Les conditions sont réunies pour approfondir ce partenariat, à condition de respecter la volonté des Tunisiens. Le niveau d’ambition ne peut être dicté unilatéralement : il doit être coconstruit. Je conçois cette relation comme une coopération respectueuse, où les deux parties décident ensemble du niveau d’engagement.

Alors que nous célébrons les 30 ans de l’accord d’association, nous sommes dans une position idéale pour relancer ce partenariat, avec une ambition élevée de part et d’autre. Je suis optimiste, tout en étant conscient des défis. Mais je crois fermement en la possibilité d’établir une relation fondée sur le respect mutuel.

Comment renforcer cette relation au-delà des échanges commerciaux loin de certaines perceptions, comme celle d’un prétendu tutorat européen sur la Tunisie?

Sur le plan pratique, il faut envisager des actions concrètes à court et moyen terme. Cela implique une stratégie tactique, mais aussi une communication adaptée. Le partenariat ne repose pas sur une hiérarchie, mais sur l’écoute et l’adaptation mutuelle. Il s’agit de bâtir une vision partagée du futur, à travers un dialogue continu avec les Tunisiens.

Le commerce est la colonne vertébrale de notre relation. Le marché européen est le principal débouché des entreprises tunisiennes, représentant 70 % de leurs exportations.

Dans un contexte international marqué par des tensions sur le libre-échange, l’Union européenne reste un partenaire fiable, offrant des règles d’origine préférentielles, notamment dans le secteur textile. C’est une preuve tangible de notre engagement.

« Le marché européen représente 70 % des exportations tunisiennes. Le commerce demeure ainsi la colonne vertébrale du partenariat. »

Ce partenariat peut-il résister aux crises géopolitiques et économiques actuelles ?

Je pense que ces défis représentent une opportunité. Dans un monde où les incertitudes se multiplient, il est crucial de renforcer les éléments de stabilité et de confiance. La Tunisie sait qu’elle peut compter sur l’Union européenne, engagée dans le libre commerce et l’ouverture de ses marchés.

Nous soutenons activement la capacité exportatrice des entreprises tunisiennes. Nous avons récemment inauguré, avec la ministre de l’Industrie, de nouveaux équipements fournis par l’Union européenne pour renforcer l’infrastructure qualité soit l’amélioration et le développement des systèmes pour assurer la qualité et la sécurité des biens et services.

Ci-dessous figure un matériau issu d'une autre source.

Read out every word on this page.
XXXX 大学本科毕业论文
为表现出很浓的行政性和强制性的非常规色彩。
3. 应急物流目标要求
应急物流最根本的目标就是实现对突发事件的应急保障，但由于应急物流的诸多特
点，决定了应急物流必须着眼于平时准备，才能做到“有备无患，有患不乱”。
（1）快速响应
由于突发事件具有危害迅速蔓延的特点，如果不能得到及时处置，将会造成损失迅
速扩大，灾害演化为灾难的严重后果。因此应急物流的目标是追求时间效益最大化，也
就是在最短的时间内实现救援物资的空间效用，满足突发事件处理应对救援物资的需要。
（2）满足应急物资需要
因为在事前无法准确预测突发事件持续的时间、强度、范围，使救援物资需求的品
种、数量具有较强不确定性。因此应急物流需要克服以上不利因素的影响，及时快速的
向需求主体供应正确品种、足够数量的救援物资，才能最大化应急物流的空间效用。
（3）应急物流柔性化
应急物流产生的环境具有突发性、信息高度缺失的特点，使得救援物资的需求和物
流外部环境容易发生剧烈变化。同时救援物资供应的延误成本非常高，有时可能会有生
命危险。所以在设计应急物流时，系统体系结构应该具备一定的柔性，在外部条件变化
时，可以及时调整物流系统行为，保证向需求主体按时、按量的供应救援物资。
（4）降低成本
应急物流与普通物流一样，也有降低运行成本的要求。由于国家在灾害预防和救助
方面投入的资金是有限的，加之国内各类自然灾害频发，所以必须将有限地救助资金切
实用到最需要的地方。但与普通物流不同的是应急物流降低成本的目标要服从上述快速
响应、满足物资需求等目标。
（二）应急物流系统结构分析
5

Cela permet aux entreprises tunisiennes de mettre en exergue leurs produits. Alors que certains pays restreignent leurs échanges, l’Union européenne adopte une posture inverse : elle ouvre ses marchés et soutient l’industrie tunisienne, véritable pilier du développement économique du pays.

 Qu’en est-il des secteurs des services et de l’agriculture, nombreux sont les opérateurs tunisiens qui considèrent que le marché européen est difficile d’accès pour eux surtout s’agissant des services ?

Nous allons en discuter lors du Conseil d’association prévu en octobre à Bruxelles, après six années d’interruption. Ce sera l’occasion de relancer la coopération bilatérale et d’adapter notre partenariat aux nouveaux défis mondiaux.

Nous sommes ouverts à écouter les propositions tunisiennes sur les biens, les services, et tous les domaines concernés. Ce dialogue est essentiel pour construire ensemble l’avenir de notre partenariat.

« Avec 3 milliards d’euros d’investissements prévus, l’énergie devient un secteur gagnant-gagnant qui ouvre la voie aux renouvelables et à l’intégration régionale. »

Quelles retombées concrètes attendez-vous des initiatives récentes, notamment dans le domaine de l’énergie ?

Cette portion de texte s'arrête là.